Other pieces in the show, such as With a Criminal Intent (2007), Imagined (2008) and You Will Find Us (2008), appeared to form a visual metaphor for Facebook. Names of friends, titles of novels and films, and pithy quotations connected via thought-bubbles are used to represent people Langa interacted with and ideas he contemplated while making the work. In Imagined, ‘Robinson Crusoe’ and ‘a man called Friday’ share space with the word sangoma, the name for a traditional healer in South Africa. Langa simultaneously references the isolation he has experienced in his life and the help he seeks from indigenous healers in order to cope with these emotions. These scraps of thoughts and words also symbolize Langa’s extensive travels (he splits his time between South Africa, the Netherlands and Germany) and his process of fitting his personal history into a greater context. Perhaps because of this multicultural lifestyle and identity, Langa’s work has always constituted an introspective parsing of his own life for answers.

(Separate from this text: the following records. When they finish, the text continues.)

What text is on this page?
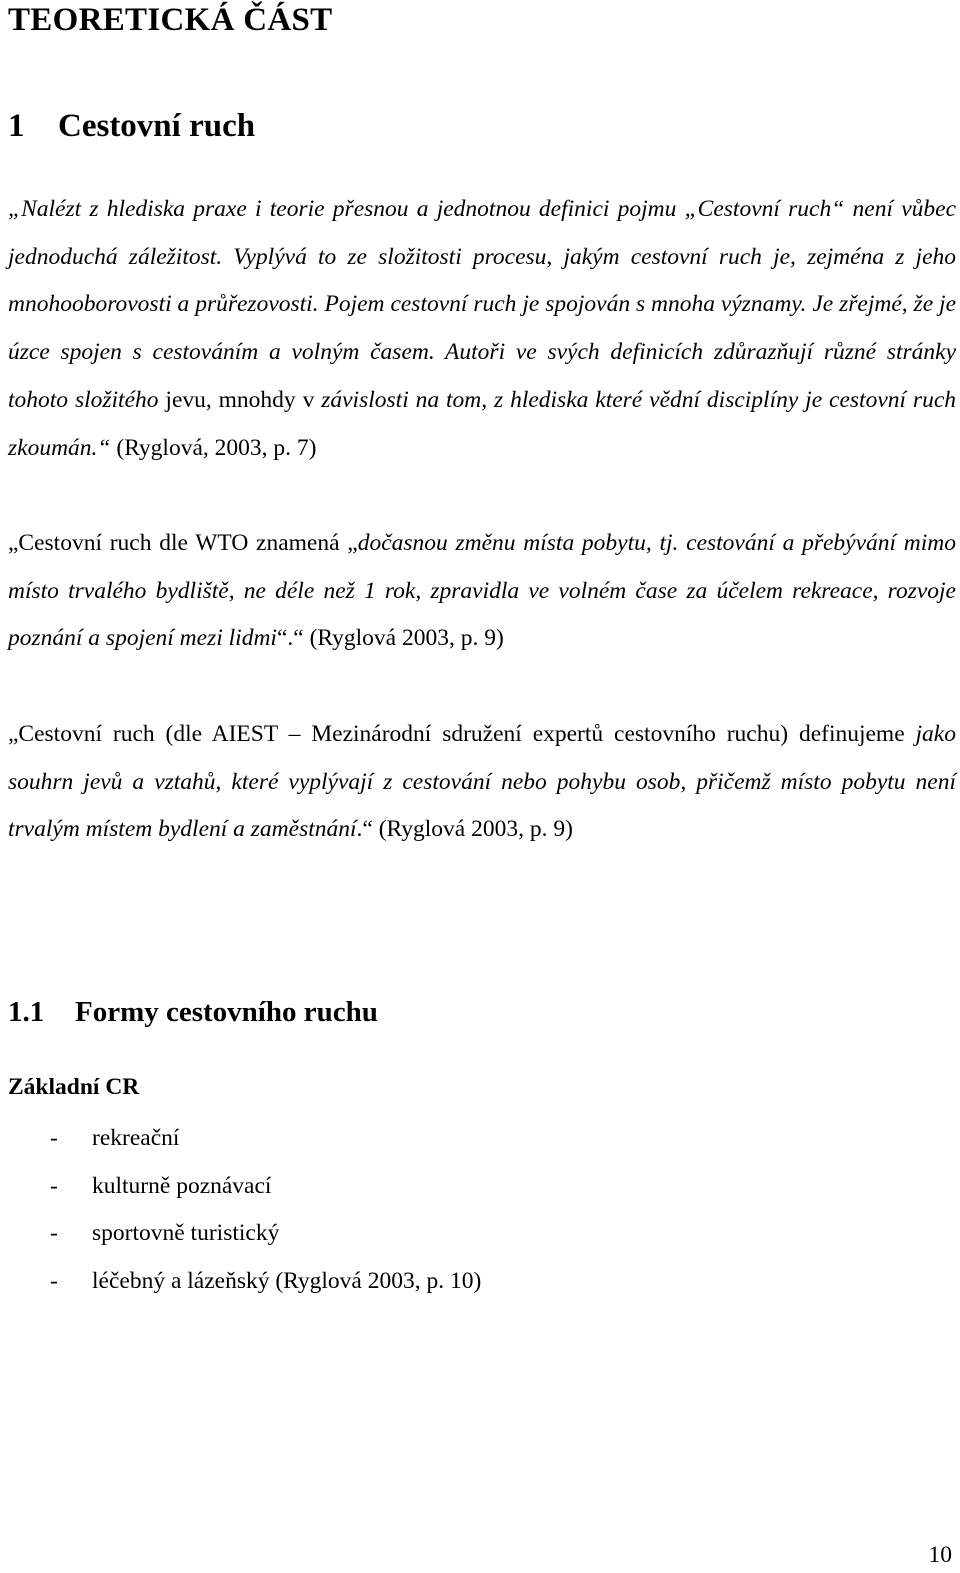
TEORETICKÁ ČÁST
1 Cestovní ruch

„Nalézt z hlediska praxe i teorie přesnou a jednotnou definici pojmu „Cestovní ruch“ není vůbec jednoduchá záležitost. Vyplývá to ze složitosti procesu, jakým cestovní ruch je, zejména z jeho mnohooborovosti a průřezovosti. Pojem cestovní ruch je spojován s mnoha významy. Je zřejmé, že je úzce spojen s cestováním a volným časem. Autoři ve svých definicích zdůrazňují různé stránky tohoto složitého jevu, mnohdy v závislosti na tom, z hlediska které vědní disciplíny je cestovní ruch zkoumán.“ (Ryglová, 2003, p. 7)

„Cestovní ruch dle WTO znamená „dočasnou změnu místa pobytu, tj. cestování a přebývání mimo místo trvalého bydliště, ne déle než 1 rok, zpravidla ve volném čase za účelem rekreace, rozvoje poznání a spojení mezi lidmi“.“ (Ryglová 2003, p. 9)

„Cestovní ruch (dle AIEST – Mezinárodní sdružení expertů cestovního ruchu) definujeme jako souhrn jevů a vztahů, které vyplývají z cestování nebo pohybu osob, přičemž místo pobytu není trvalým místem bydlení a zaměstnání.“ (Ryglová 2003, p. 9)

1.1 Formy cestovního ruchu

Základní CR

- rekreační
- kulturně poznávací
- sportovně turistický
- léčebný a lázeňský (Ryglová 2003, p. 10)
10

One of the most personal and disturbing works in the show was Khunkwane (2008). The work, featuring spray-painted and drawn elements, is a response to the loss of Langa’s lover in a car crash. The event is referred to quite literally at the bottom of the piece, with a depiction of a stylized red car. The most prominent element, however, is a spider that dominates the centre of the composition. At once beautiful and menacing, the arachnid could stand for the impermanence of life and the intricate web of personal connections we weave as we move through it.

The most recent work in the show, Millie (Spectres) (2011–12), was also the largest and most impressive. A variety of collage elements combined to create a map of Langa’s experiences, charting his encounters with different people and places. Details include photocopies of ethnographic photos of black Africans, birds and shoe advertisements. A reproduction of a row of medicine bottles again referenced Langa’s relationships with sangomas. Layered on top of the foundation are his pointillist drawings that look like starry night skies. One can’t help but wonder if this is Langa’s attempt to better understand his own life in the context of the surrounding universe.